The American College of Medical Toxicology (ACMT) and the American Academy of Clinical Toxicology (AACT) attempted to set the record straight in a 2017 position statement on preventing fentanyl exposure to emergency responders. “[B]ased on our current understanding of the absorption of fentanyl and its analogs, it is very unlikely that small, unintentional skin exposures to tablets or powder would cause significant opioid toxicity,” they wrote. “[I]f toxicity were to occur, it would not develop rapidly, allowing time for removal.” 

Nitrile gloves provide sufficient protection during routine handling of the drug, according to the AACT and ACMT, and first responders can wear N95 respirators or P100 masks during rare situations that involve significant airborne suspension of powdered opioids.

But are police officers who claim to experience overdose symptoms misrepresenting the truth? Some experts say police are likely misattributing panic attack symptoms—dizziness, chest pains and even fainting—as overdose symptoms. Actual opioid overdoses involve a loss of consciousness, slow and shallow breathing, vomiting and blue or purplish black fingernails and lips.
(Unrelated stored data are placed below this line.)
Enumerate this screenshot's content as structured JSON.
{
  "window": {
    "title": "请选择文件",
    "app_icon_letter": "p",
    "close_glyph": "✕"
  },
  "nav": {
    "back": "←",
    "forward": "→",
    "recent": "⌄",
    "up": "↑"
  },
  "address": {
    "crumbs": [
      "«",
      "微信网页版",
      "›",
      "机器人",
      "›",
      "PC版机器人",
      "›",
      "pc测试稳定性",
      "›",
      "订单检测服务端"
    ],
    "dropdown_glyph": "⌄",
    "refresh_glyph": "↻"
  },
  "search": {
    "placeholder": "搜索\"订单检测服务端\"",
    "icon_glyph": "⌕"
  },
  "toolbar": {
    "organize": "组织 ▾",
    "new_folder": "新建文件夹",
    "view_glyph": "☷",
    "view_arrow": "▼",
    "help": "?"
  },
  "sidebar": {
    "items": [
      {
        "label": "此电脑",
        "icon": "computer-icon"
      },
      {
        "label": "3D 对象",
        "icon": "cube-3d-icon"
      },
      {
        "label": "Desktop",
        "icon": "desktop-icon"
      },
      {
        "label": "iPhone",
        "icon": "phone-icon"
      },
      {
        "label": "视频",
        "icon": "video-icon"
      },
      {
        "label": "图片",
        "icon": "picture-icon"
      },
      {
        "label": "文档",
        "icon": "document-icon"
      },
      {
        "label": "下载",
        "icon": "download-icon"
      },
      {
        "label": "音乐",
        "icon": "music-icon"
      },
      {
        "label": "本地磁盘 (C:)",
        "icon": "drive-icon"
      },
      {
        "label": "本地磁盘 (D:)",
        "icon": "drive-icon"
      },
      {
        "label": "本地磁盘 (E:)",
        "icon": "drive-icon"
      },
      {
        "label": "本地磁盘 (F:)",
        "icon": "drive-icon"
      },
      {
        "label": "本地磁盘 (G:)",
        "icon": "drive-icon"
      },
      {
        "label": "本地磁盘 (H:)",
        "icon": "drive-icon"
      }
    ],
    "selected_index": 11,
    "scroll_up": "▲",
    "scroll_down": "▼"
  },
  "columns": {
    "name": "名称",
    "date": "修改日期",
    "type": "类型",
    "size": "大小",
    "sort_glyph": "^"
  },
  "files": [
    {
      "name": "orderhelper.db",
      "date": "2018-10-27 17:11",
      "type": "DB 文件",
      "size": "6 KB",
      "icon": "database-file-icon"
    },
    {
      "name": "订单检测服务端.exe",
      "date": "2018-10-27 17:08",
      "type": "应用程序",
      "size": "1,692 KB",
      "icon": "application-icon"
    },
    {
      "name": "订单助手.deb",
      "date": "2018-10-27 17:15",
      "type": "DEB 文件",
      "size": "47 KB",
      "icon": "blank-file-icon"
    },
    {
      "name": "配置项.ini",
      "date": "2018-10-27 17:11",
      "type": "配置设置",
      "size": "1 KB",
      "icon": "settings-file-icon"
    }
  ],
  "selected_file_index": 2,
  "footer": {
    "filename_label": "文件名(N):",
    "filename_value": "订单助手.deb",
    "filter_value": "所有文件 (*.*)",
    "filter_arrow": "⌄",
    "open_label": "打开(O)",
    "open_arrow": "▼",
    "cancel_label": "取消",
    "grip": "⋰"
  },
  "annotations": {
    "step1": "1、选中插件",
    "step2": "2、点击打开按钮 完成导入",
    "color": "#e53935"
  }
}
Many harm reduction workers say police shouldn’t be handling drug-related matters in the first place. From a harm reductionist perspective, communities are safest and healthiest when people have their material needs met, are allowed to make their own choices, and have access to safety tools like fentanyl testing strips. Punishment has been shown to exacerbate unsafe drug use and movement of drugs, they say.   

“The War on Drugs was nothing more than an attack on Black and brown bodies and a way to demonize communities of color and blame the lack of a supportive, compassionate healthcare infrastructure on communities who do use drugs,” said Francis. “What we need to do is move away from carceral punishment for people who use drugs. You’re doing nothing to improve the tenable circumstances in a person’s life, you don’t have a place in the conversation to determine their choices.”

Advocates point to places like Portugal, which decriminalized drugs in 2001 alongside implementing harm reduction measures such as syringe distribution programs and increased outpatient services. Within the first five years of implementation, drug deaths dropped dramatically and drug use is at an all-time low in the country. Meanwhile, the United States has funneled billions of dollars into the War on Drugs, yet overdoses are at an all-time high.

“Decriminalize drugs in the United States, defund the police, take that money and issue it to public 24/7 Harm Reduction Centers,” Francis recommended. “So we can actually practically keep our community safe from dying.”